Most people spend a lot of time staring at their devices, making screen size essential. Laptops completely outstrip tablets in this regard, with the average laptop screen clocking in much larger than even the most oversized tablets.
But large screens are not the only aspect about computers that outranks tablets. It's worth looking at how laptops' other components stack up, especially if you intend to do anything more strenuous than simply surf the web. Unsurprisingly, laptops again excel, this time in the storage category, with bottom-end devices holding two times the RAM and ten times the storage space of top-of-the-line tablets.
Said tablets are much more expensive, too--with many models costing upwards of $700-$1,000. On the other hand, it's relatively easy to get a mid-tier laptop for only $200-$300, and it likely has many times the functionality, too.
Laptops and computers' strongest suit is in a wealth of utility: disc drives, numerous ports, and robust operating systems. Similarly, most laptops are durable and very easy to maintain, whereas tablets are very fragile. Most laptops are also relatively easy to upgrade after purchase, whereas tablets may require purchasing newer models to upgrade.
Perhaps the most significant death blow for tablets is in web design. Many favorite websites and programs are designed with computer users in mind and will often work poorly (if they even function at all) when attempting to access them from a tablet.
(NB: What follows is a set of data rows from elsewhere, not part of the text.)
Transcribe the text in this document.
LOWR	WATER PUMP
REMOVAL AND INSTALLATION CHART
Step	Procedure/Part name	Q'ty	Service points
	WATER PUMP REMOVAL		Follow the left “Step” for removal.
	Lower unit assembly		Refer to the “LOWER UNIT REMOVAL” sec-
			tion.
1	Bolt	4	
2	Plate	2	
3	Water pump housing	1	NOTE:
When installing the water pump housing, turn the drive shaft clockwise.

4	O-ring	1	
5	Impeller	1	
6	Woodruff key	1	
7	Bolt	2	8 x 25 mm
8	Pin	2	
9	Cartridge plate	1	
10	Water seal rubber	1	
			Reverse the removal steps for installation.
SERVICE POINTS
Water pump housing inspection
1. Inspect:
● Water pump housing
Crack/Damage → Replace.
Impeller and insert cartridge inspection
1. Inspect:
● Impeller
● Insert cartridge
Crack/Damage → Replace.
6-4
Finally, the productive aid of a real keyboard (as opposed to some temperamental touchscreen) cannot be understated.
We typically assume computers are for working and tablets are for entertainment. But today's tablets fitted with advanced processors prove they are up to any task.
Tablets like Microsoft's Surface Pro 7 can run on Windows OS, offering the same features as a Windows computer. Microsoft actually has a built-in operating system that provides equivalent performance on every device, so anyone using a tablet can access the same components as on a computer--but with the convenience of a touch screen.
The best part: tablets are more efficient than some computers. In fact, the iPad Pro tablet is said to be faster than 92% of all laptops. These boosts in processing speeds--as well as extended battery lives and lightweight builds--have increased tablets' productivity and made them ideal for business professionals.
In the past, tablets were not considered a good choice for streaming movies or for using typing-based features because of their design. But foldable screens have solved this issue by offering expandable displays that look like smaller-sized computers, detachable Bluetooth keyboards, and extended screens for a pleasant viewing and working experience.
Another area where tablets trump computers is with portability. In today's fast-paced digital world, many business professionals and students simply don't have the time or space to set up a large desk with a bulky computer. They need something smaller and portable but just as fast. That's where tablets help. They can be carried anywhere in a small bag or even in your pocket and don't require an extensive set-up.
In terms of convenience, portability, and efficiency, tablets are far superior to computers.